Anonymous〜この世界に生まれた君へ〜
窓を開けると生ぬるい風が紫月の体を包み込む。それを気にすることなく紫月は取り出したタバコに火をつけた。苦い煙を体内に取り込む。すっかり慣れた味だ。

「……嫌な夢だったな」

昨日の夜、タイ料理屋でアノニマスから聞いた推測に衝撃を感じ、夢にまで見てしまった。紫月はため息を吐く。脳裏に血まみれの綾音が浮かび、寒気が体に走った。

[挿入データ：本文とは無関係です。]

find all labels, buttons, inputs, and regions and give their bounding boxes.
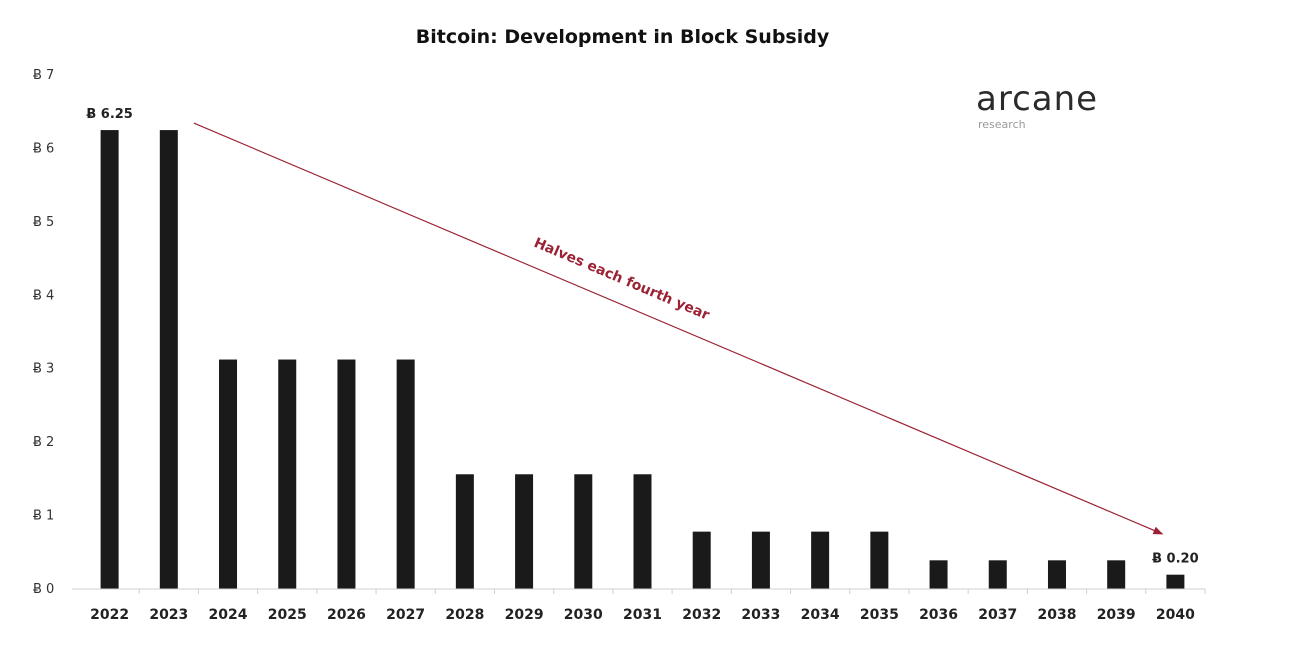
x-tick-label: 2022 — [90, 607, 129, 623]
x-tick-label: 2023 — [149, 607, 188, 623]
y-tick-label: Ƀ 0 — [33, 582, 54, 597]
y-tick-label: Ƀ 4 — [33, 288, 54, 303]
x-tick-label: 2033 — [741, 607, 780, 623]
bar-2036 — [929, 560, 948, 589]
bar-2038 — [1047, 560, 1066, 589]
brand-name: arcane — [976, 79, 1099, 119]
x-tick-label: 2026 — [327, 607, 366, 623]
x-tick-label: 2039 — [1097, 607, 1136, 623]
y-tick-label: Ƀ 1 — [33, 509, 54, 524]
bar-2032 — [692, 531, 711, 589]
x-tick-label: 2038 — [1037, 607, 1076, 623]
x-tick-label: 2027 — [386, 607, 425, 623]
y-tick-label: Ƀ 6 — [33, 141, 54, 156]
bars — [100, 130, 1185, 590]
x-tick-label: 2040 — [1156, 607, 1195, 623]
y-axis: Ƀ 0 Ƀ 1 Ƀ 2 Ƀ 3 Ƀ 4 Ƀ 5 Ƀ 6 Ƀ 7 — [33, 68, 54, 597]
bar-2025 — [278, 359, 297, 589]
bar-2022 — [100, 130, 119, 590]
x-tick-label: 2035 — [860, 607, 899, 623]
x-axis: 2022 2023 2024 2025 2026 2027 2028 2029 2030 2031… — [90, 589, 1206, 623]
bar-2033 — [751, 531, 770, 589]
brand-tagline: research — [978, 118, 1026, 131]
bar-2035 — [870, 531, 889, 589]
bar-2040 — [1166, 574, 1185, 589]
bar-2027 — [396, 359, 415, 589]
x-tick-label: 2031 — [623, 607, 662, 623]
bar-2030 — [574, 474, 593, 589]
bar-2024 — [219, 359, 238, 589]
bar-2026 — [337, 359, 356, 589]
x-tick-label: 2029 — [505, 607, 544, 623]
data-label-2040: Ƀ 0.20 — [1152, 552, 1199, 567]
x-tick-label: 2032 — [682, 607, 721, 623]
x-tick-label: 2037 — [978, 607, 1017, 623]
x-tick-label: 2036 — [919, 607, 958, 623]
y-tick-label: Ƀ 3 — [33, 362, 54, 377]
bar-2039 — [1107, 560, 1126, 589]
bar-2023 — [159, 130, 178, 590]
bar-2029 — [515, 474, 534, 589]
chart-title: Bitcoin: Development in Block Subsidy — [415, 26, 830, 48]
x-tick-label: 2034 — [801, 607, 840, 623]
bar-2037 — [988, 560, 1007, 589]
y-tick-label: Ƀ 7 — [33, 68, 54, 83]
y-tick-label: Ƀ 2 — [33, 435, 54, 450]
bar-2034 — [811, 531, 830, 589]
trend-annotation-label: Halves each fourth year — [531, 235, 711, 324]
data-labels: Ƀ 6.25 Ƀ 0.20 — [86, 107, 1198, 567]
bar-2028 — [455, 474, 474, 589]
bar-2031 — [633, 474, 652, 589]
x-tick-label: 2024 — [209, 607, 248, 623]
x-tick-label: 2030 — [564, 607, 603, 623]
brand-logo: arcane research — [976, 82, 1098, 131]
trend-arrow — [193, 122, 1164, 535]
x-tick-label: 2028 — [445, 607, 484, 623]
x-tick-label: 2025 — [268, 607, 307, 623]
y-tick-label: Ƀ 5 — [33, 215, 54, 230]
data-label-2022: Ƀ 6.25 — [86, 107, 133, 122]
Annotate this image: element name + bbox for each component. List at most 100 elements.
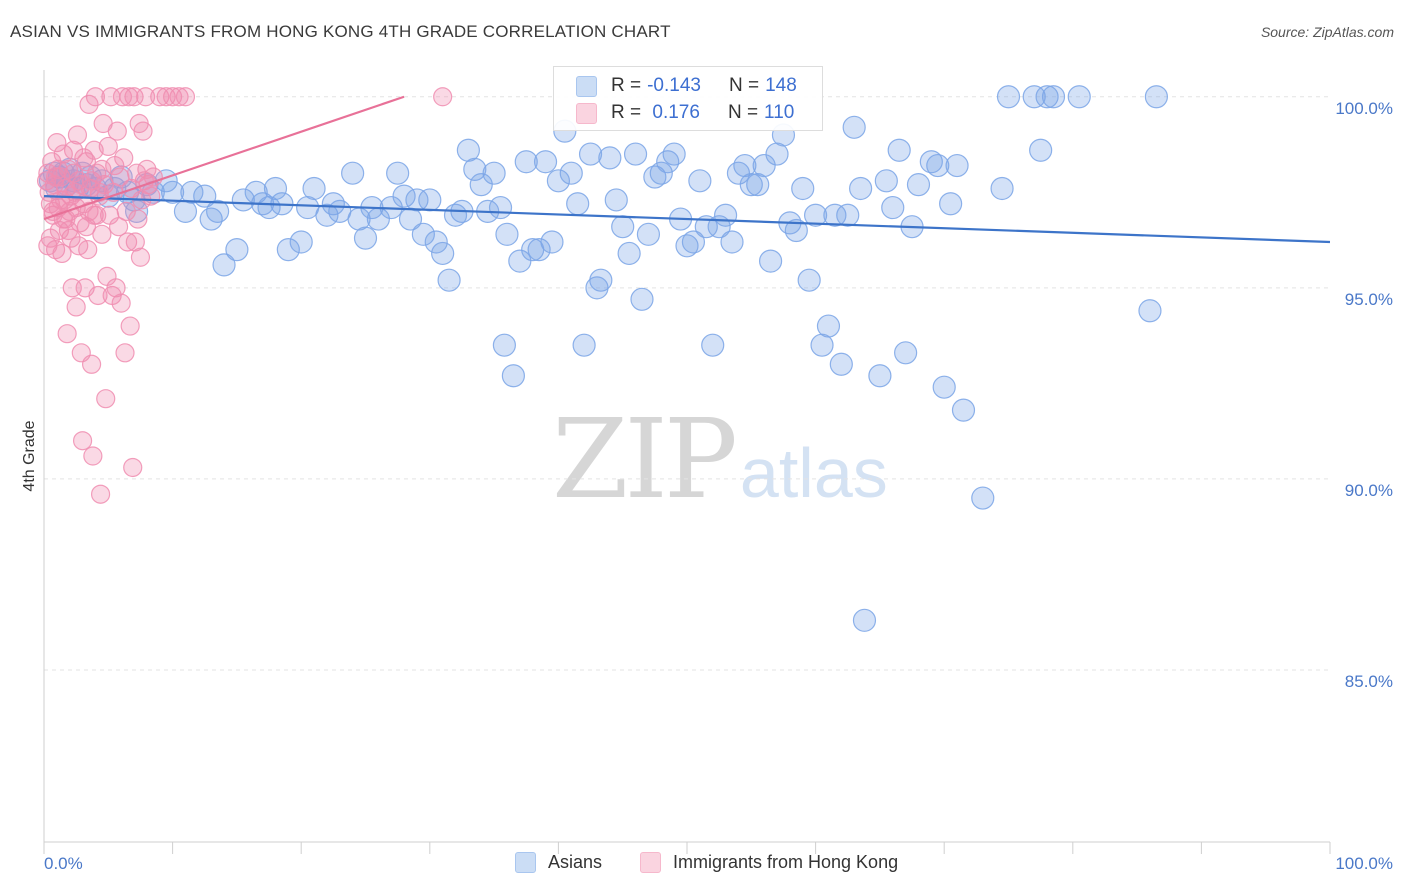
- legend-row-hong-kong: R = 0.176 N = 110: [576, 100, 794, 126]
- point-hong-kong: [135, 87, 156, 107]
- point-asians: [495, 222, 519, 246]
- point-asians: [437, 268, 461, 292]
- point-asians: [598, 146, 622, 170]
- point-asians: [797, 268, 821, 292]
- point-hong-kong: [71, 175, 91, 195]
- point-asians: [302, 176, 326, 201]
- point-hong-kong: [116, 201, 136, 222]
- y-tick-label: 100.0%: [1335, 99, 1393, 118]
- point-asians: [739, 173, 763, 197]
- chart-title: ASIAN VS IMMIGRANTS FROM HONG KONG 4TH G…: [10, 22, 671, 41]
- point-asians: [713, 203, 738, 227]
- series-legend-hong-kong: Immigrants from Hong Kong: [640, 852, 898, 873]
- point-asians: [617, 241, 641, 266]
- point-hong-kong: [123, 457, 143, 478]
- point-asians: [894, 341, 918, 365]
- point-asians: [263, 176, 288, 201]
- point-asians: [418, 188, 442, 212]
- point-asians: [527, 238, 551, 262]
- point-hong-kong: [63, 140, 84, 160]
- point-asians: [810, 333, 834, 357]
- point-hong-kong: [133, 121, 153, 141]
- point-hong-kong: [90, 484, 111, 504]
- point-asians: [656, 150, 680, 174]
- series-legend: Asians Immigrants from Hong Kong: [0, 852, 1406, 878]
- point-hong-kong: [114, 148, 134, 168]
- stats-legend: R = -0.143 N = 148 R = 0.176 N = 110: [553, 66, 823, 131]
- point-hong-kong: [51, 167, 71, 187]
- point-asians: [212, 253, 236, 277]
- point-hong-kong: [43, 201, 63, 222]
- point-asians: [1022, 85, 1046, 109]
- point-asians: [276, 238, 300, 262]
- point-hong-kong: [130, 247, 151, 267]
- point-asians: [411, 222, 435, 246]
- point-asians: [932, 375, 956, 399]
- point-hong-kong: [53, 144, 73, 164]
- point-hong-kong: [72, 431, 93, 451]
- point-hong-kong: [107, 121, 127, 141]
- point-asians: [533, 150, 558, 174]
- point-hong-kong: [74, 148, 94, 168]
- point-asians: [492, 333, 516, 357]
- point-asians: [231, 188, 255, 212]
- x-tick-label: 0.0%: [44, 854, 83, 873]
- legend-n-label: N =: [727, 102, 759, 123]
- point-hong-kong: [47, 133, 67, 153]
- point-hong-kong: [79, 94, 99, 114]
- point-hong-kong: [108, 217, 129, 237]
- point-asians: [726, 161, 751, 185]
- point-asians: [289, 230, 313, 254]
- point-asians: [649, 161, 673, 185]
- legend-r-value: 0.176: [647, 102, 700, 123]
- point-asians: [1029, 138, 1053, 162]
- point-asians: [589, 268, 613, 292]
- point-asians: [341, 161, 365, 185]
- point-hong-kong: [84, 140, 104, 160]
- point-hong-kong: [40, 228, 61, 248]
- point-hong-kong: [124, 87, 144, 107]
- point-asians: [945, 153, 969, 178]
- point-asians: [887, 138, 911, 162]
- point-hong-kong: [85, 87, 106, 107]
- point-asians: [572, 333, 596, 357]
- point-asians: [424, 230, 448, 254]
- point-hong-kong: [111, 293, 131, 313]
- watermark: ZIPatlas: [552, 395, 888, 523]
- watermark-atlas: atlas: [739, 434, 888, 512]
- point-asians: [842, 115, 866, 139]
- point-asians: [919, 150, 943, 174]
- point-hong-kong: [92, 159, 112, 179]
- point-hong-kong: [38, 236, 58, 256]
- point-asians: [353, 226, 378, 250]
- point-asians: [765, 142, 789, 166]
- point-asians: [463, 157, 487, 181]
- point-hong-kong: [48, 159, 68, 179]
- series-legend-asians: Asians: [515, 852, 602, 873]
- series-label-hong-kong: Immigrants from Hong Kong: [673, 852, 899, 872]
- point-asians: [868, 364, 892, 388]
- point-asians: [508, 249, 532, 273]
- point-asians: [225, 238, 249, 262]
- point-asians: [926, 153, 950, 178]
- point-hong-kong: [117, 232, 138, 252]
- point-asians: [791, 176, 815, 201]
- point-hong-kong: [119, 87, 139, 107]
- point-asians: [752, 153, 776, 178]
- point-hong-kong: [115, 343, 135, 363]
- point-asians: [675, 234, 699, 258]
- point-asians: [971, 486, 995, 510]
- point-asians: [701, 333, 725, 357]
- legend-n-value: 148: [765, 75, 797, 96]
- point-asians: [546, 169, 571, 193]
- point-hong-kong: [83, 446, 103, 466]
- point-asians: [852, 608, 877, 632]
- point-asians: [488, 195, 513, 220]
- point-asians: [758, 249, 783, 273]
- point-asians: [630, 287, 654, 311]
- point-hong-kong: [96, 389, 116, 409]
- point-asians: [398, 207, 423, 231]
- point-asians: [636, 222, 661, 246]
- point-asians: [720, 230, 744, 254]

監察医の幸成の恋人である綾音と出会ったのは、中学校の入学式だった。初めて制服に袖を通し、新しい生活の始まりに紫月は胸を弾ませていた。しかしーーー。

(イテテ……。急に頭が!)

入学式の途中から紫月の頭は激しく痛み始めた。紫月は偏頭痛持ちというわけではなく、今日は晴天のため天候の変化によるものでもない。原因不明の痛みのせいで、紫月は校長の挨拶や新入生代表の言葉などもほとんど聞くことができなかった。

(頭が割れそうだ……!)

何とか入学式が終わるまでは耐えられたものの、体育館の外に出た瞬間に紫月はその場にしゃがみ込んでしまった。動けなくなった紫月に誰も声をかけない。